O governo federal publicou em 15 de julho a Medida Provisória nº 1.376/2026, criando novo plano de renegociação de dívidas para agricultores e cooperativas que tiveram perda de safra em razão de eventos climáticos extremos. A medida atinge diretamente o produtor rural do Amazonas, castigado por sequência de estiagens severas nos ciclos 2023, 2024 e 2025, e chega num momento em que o Estado já ostenta a segunda maior inadimplência rural do país.
O que a MP muda
A MP 1.376/2026 estabelece critérios objetivos para renegociação de contratos de crédito rural em vigor, com foco em produtores que sofreram redução significativa de receita por causa de fenômenos climáticos — estiagens prolongadas, enchentes atípicas, queimadas, geadas ou eventos correlatos devidamente documentados. Entre as principais frentes:
- ▸Prorrogação do vencimento das parcelas de custeio e investimento, com reperfilamento do saldo devedor
- ▸Suspensão temporária do fluxo de amortização, com carência estendida em contratos vinculados a safras perdidas
- ▸Manutenção de acesso a novos financiamentos durante a renegociação, para evitar paralisia produtiva
- ▸Priorização de análise para agricultura familiar (Pronaf), com procedimento simplificado
O texto também amplia o alcance das linhas emergenciais operadas por Banco do Brasil, Banco da Amazônia, BNB e cooperativas de crédito rural.
Por que interessa ao produtor amazônico
O Amazonas registrou, no primeiro trimestre de 2026, taxa de inadimplência de 15% entre produtores rurais pessoa física — a segunda maior do país, atrás apenas do Amapá (21,2%). O quadro é resultado direto do encadeamento de crises climáticas dos últimos ciclos combinado com custo elevado de insumos e queda de preços de commodities regionais.
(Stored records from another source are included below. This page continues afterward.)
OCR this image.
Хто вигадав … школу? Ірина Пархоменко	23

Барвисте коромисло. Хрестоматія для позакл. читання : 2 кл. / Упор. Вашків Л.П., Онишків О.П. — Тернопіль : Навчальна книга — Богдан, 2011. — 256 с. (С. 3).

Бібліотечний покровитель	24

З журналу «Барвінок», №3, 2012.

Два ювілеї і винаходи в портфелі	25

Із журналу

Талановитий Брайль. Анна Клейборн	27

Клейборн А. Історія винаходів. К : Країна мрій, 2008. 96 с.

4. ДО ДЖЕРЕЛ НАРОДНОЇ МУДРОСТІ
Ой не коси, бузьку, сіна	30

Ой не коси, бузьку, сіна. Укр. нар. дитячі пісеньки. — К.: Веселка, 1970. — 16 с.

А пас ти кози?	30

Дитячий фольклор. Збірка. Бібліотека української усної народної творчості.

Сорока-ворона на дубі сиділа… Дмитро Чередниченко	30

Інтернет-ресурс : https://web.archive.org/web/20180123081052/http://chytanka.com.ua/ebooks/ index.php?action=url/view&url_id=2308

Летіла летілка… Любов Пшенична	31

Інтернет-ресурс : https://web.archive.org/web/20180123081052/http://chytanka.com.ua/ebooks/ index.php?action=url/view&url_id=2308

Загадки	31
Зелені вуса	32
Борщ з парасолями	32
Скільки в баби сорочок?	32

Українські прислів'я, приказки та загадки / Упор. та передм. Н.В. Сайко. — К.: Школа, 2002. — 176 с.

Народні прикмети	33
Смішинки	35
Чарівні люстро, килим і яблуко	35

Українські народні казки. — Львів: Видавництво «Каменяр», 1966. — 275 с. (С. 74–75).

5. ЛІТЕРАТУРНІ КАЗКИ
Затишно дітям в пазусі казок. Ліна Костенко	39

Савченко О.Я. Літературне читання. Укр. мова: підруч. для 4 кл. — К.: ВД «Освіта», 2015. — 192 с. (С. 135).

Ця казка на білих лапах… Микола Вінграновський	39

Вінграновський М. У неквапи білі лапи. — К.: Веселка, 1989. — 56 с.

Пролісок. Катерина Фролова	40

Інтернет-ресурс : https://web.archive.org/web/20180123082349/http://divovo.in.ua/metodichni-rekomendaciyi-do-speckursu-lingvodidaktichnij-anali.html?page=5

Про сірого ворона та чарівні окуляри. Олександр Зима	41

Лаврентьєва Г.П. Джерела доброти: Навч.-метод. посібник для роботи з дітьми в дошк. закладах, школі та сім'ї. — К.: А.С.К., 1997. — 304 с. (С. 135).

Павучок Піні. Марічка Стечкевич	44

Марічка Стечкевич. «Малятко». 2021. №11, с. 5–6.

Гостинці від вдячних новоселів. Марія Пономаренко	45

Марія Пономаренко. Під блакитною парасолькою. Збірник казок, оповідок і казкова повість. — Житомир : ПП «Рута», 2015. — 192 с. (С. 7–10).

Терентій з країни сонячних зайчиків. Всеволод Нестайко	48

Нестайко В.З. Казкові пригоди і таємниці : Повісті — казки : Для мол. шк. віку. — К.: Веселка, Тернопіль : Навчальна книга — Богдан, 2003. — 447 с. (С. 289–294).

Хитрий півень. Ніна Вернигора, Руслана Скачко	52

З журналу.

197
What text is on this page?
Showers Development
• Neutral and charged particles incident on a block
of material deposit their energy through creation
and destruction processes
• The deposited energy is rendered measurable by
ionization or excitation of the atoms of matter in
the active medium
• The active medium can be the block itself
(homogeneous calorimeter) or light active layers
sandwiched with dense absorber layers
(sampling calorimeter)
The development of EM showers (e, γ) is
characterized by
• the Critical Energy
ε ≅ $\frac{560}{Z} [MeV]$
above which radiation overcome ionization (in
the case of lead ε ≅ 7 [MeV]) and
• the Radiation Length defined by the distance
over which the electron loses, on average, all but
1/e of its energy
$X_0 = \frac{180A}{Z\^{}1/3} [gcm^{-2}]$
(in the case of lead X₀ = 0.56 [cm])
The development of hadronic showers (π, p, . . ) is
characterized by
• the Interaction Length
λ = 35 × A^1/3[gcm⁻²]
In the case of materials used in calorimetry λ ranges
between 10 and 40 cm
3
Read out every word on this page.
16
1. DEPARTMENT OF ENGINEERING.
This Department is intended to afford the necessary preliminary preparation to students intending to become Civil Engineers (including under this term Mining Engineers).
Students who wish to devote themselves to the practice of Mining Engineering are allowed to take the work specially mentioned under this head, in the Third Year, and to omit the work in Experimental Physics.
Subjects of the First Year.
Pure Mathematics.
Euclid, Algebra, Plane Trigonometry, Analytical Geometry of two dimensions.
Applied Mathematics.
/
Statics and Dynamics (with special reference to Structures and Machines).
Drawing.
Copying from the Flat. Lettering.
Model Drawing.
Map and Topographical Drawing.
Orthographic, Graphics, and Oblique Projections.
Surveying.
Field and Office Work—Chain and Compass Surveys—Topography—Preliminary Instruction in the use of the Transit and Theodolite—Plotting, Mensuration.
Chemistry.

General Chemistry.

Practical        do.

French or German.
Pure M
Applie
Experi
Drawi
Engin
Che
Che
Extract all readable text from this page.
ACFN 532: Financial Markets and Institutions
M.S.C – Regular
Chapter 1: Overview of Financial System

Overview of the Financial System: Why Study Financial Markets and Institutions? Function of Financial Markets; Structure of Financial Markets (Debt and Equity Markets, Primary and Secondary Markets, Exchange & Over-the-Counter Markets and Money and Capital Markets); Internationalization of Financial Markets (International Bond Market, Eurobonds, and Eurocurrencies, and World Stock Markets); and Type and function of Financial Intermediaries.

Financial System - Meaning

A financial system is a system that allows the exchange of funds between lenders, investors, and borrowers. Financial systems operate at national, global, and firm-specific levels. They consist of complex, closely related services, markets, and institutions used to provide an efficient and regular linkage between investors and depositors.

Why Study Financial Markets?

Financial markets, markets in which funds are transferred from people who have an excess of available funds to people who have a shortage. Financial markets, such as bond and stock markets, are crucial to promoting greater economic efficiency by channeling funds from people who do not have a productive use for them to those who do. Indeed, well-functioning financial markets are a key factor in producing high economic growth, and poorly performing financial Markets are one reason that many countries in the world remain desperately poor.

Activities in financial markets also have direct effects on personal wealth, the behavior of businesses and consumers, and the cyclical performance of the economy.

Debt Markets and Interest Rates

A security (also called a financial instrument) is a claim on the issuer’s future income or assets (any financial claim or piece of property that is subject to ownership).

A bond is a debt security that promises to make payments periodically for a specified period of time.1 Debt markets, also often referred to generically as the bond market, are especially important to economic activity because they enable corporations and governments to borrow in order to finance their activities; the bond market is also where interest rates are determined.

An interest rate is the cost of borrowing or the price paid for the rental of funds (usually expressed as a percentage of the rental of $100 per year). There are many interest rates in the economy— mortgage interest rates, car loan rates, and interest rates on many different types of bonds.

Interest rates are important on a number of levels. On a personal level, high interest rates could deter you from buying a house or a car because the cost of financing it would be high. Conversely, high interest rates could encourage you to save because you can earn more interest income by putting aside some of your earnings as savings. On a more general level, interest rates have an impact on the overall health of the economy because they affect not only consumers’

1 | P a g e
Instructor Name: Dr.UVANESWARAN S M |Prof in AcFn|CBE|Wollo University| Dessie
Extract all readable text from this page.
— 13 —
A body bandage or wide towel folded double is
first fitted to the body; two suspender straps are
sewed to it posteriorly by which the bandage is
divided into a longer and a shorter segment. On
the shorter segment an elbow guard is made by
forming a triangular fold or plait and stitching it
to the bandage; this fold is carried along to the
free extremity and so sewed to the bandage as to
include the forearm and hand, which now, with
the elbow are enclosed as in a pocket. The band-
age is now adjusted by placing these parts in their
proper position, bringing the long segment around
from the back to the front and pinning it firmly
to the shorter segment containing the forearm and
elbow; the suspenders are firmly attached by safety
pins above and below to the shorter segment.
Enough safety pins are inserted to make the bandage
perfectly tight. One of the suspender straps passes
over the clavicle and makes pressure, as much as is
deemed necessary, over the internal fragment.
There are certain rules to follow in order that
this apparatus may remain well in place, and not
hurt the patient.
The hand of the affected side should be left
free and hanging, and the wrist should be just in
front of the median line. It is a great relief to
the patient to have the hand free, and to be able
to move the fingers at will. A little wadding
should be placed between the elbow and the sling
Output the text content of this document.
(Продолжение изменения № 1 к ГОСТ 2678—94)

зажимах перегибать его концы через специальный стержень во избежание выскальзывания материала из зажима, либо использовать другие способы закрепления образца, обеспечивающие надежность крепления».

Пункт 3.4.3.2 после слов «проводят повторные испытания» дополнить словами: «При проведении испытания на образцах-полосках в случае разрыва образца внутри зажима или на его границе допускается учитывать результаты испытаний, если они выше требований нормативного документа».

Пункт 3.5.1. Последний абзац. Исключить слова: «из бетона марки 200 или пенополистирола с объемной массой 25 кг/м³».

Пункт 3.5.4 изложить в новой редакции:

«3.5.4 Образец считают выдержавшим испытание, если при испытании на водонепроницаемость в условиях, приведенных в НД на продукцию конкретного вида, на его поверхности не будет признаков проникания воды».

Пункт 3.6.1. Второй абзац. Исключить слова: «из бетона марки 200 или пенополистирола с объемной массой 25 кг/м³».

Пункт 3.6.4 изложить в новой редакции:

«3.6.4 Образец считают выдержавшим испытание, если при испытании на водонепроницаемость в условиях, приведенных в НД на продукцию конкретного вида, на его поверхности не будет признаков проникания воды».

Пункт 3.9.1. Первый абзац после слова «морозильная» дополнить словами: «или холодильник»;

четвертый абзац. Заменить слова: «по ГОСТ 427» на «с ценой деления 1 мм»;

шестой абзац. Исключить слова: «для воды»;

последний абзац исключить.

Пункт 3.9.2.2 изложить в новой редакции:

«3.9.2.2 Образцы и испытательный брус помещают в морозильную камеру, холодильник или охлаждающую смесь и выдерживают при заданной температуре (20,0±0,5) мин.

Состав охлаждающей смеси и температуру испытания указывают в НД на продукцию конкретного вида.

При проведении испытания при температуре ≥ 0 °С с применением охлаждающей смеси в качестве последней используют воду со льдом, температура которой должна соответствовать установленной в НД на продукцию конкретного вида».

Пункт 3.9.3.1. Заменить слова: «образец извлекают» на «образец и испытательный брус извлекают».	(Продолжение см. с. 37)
A MP oferece porta institucional para regularizar contratos travados sem que o produtor seja empurrado para inadimplência definitiva — condição que compromete o acesso a Pronaf, PSR, DOF (Documento de Origem Florestal) e outras autorizações que dependem de regularidade cadastral.
Como aderir
A adesão é feita diretamente na instituição financeira em que o contrato original foi assinado. O produtor precisa apresentar:
- ▸Contrato de crédito rural original em análise
- ▸Comprovação da perda de safra (laudo técnico, boletim meteorológico, decreto municipal ou estadual de calamidade)
- ▸Documentação cadastral atualizada — CAR ativo, DAP ou CAF vigente, CCIR
- ▸Justificativa técnica assinada por profissional habilitado (agrônomo, técnico agrícola ou zootecnista)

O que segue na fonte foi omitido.